Claire, elle, savait, sans savoir comment elle le savait, que sa mère était un château de cartes posé sur des sables mouvants. Aussi ne lui en voulait-elle pas de ses incartades et leur trouvait-elle toujours explications et justifications. Certes, sa mère avait confié Claire à sa sœur jusqu’aux trois ans de la fillette – plus précisément, jusqu’à la naissance de Ludovic – mais il était entendu que cela avait été pour elle un sacrifice terrible, consenti uniquement pour le bien de l’enfant. Certes, sa mère vidait par-dessus la fenêtre de la chambre les tiroirs de Claire dès qu’un papier en dépassait, mais tout le monde savait que c’était par souci éducatif, et Claire excusait sa mère, s’en voulait même de l’obliger à se montrer sous un tel jour et se dépêchait d’aller rechercher dans le jardin ses affaires abîmées. Certes, sa mère faisait la tête, régulièrement et sans raison identifiable, mais il était présupposé que c’était parce que son intelligence lui faisait entrevoir ce qui échappait aux autres.
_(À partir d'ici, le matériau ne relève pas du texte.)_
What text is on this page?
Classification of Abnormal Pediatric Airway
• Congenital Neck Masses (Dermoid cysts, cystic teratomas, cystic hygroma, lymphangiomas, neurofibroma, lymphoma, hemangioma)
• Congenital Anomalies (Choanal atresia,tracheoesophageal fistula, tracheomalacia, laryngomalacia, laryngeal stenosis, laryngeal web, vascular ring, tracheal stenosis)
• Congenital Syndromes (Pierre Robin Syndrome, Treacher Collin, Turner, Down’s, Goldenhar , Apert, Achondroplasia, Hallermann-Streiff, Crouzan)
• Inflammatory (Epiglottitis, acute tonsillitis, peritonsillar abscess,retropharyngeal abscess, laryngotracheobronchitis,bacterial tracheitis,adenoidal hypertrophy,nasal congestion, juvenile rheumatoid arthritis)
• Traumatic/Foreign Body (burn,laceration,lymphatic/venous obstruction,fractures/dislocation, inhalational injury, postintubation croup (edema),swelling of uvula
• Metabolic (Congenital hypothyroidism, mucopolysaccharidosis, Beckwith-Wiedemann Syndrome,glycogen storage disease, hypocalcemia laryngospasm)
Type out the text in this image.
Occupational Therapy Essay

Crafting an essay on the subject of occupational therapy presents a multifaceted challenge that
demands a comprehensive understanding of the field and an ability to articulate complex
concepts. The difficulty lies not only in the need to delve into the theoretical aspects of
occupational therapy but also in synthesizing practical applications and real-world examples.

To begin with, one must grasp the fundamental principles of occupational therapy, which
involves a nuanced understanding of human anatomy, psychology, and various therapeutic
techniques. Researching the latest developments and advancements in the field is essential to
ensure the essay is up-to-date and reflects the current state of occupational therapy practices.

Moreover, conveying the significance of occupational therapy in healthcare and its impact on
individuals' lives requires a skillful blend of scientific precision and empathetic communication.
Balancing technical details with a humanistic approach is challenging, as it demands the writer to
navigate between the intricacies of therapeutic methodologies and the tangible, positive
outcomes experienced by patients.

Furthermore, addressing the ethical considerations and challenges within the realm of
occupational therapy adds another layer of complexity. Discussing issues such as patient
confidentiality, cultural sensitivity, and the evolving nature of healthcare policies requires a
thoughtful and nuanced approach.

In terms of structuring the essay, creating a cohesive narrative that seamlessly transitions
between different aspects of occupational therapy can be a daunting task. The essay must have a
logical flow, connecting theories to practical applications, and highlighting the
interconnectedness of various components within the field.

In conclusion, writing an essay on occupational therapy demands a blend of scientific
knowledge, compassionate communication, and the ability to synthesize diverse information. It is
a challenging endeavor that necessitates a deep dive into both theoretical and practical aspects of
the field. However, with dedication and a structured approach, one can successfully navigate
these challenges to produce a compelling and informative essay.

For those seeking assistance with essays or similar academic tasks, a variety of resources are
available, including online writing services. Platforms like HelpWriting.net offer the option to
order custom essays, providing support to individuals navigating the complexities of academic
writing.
Certes, sa mère haussait les épaules lorsque Claire lui demandait si elle l’aimait, mais aussi, pourquoi Claire posait-elle des questions si bêtes. Pourquoi obligeait-elle sa mère à dire ce qui était évident ? Madame Meunier se montrait vexée de cette question et Claire s’en voulait. Ce qui la chagrinait le plus, c’était quand madame Meunier, parce que Claire n’avait pas tapoté ni remis droits les coussins du canapé dont elle se relevait, s’enfermait dans sa chambre pendant tout le week-end. Du samedi matin au dimanche soir, la maison était alors plongée dans une sorte de silence pesant, tous les yeux étant tournés vers la chambre parentale dont la porte restait désespérément close ; Claire, accusée d’avoir semé la zizanie, se démenait pour maintenir son père et son frère en survie, jusqu’au dimanche soir où madame Meunier reparaissait calme et détendue.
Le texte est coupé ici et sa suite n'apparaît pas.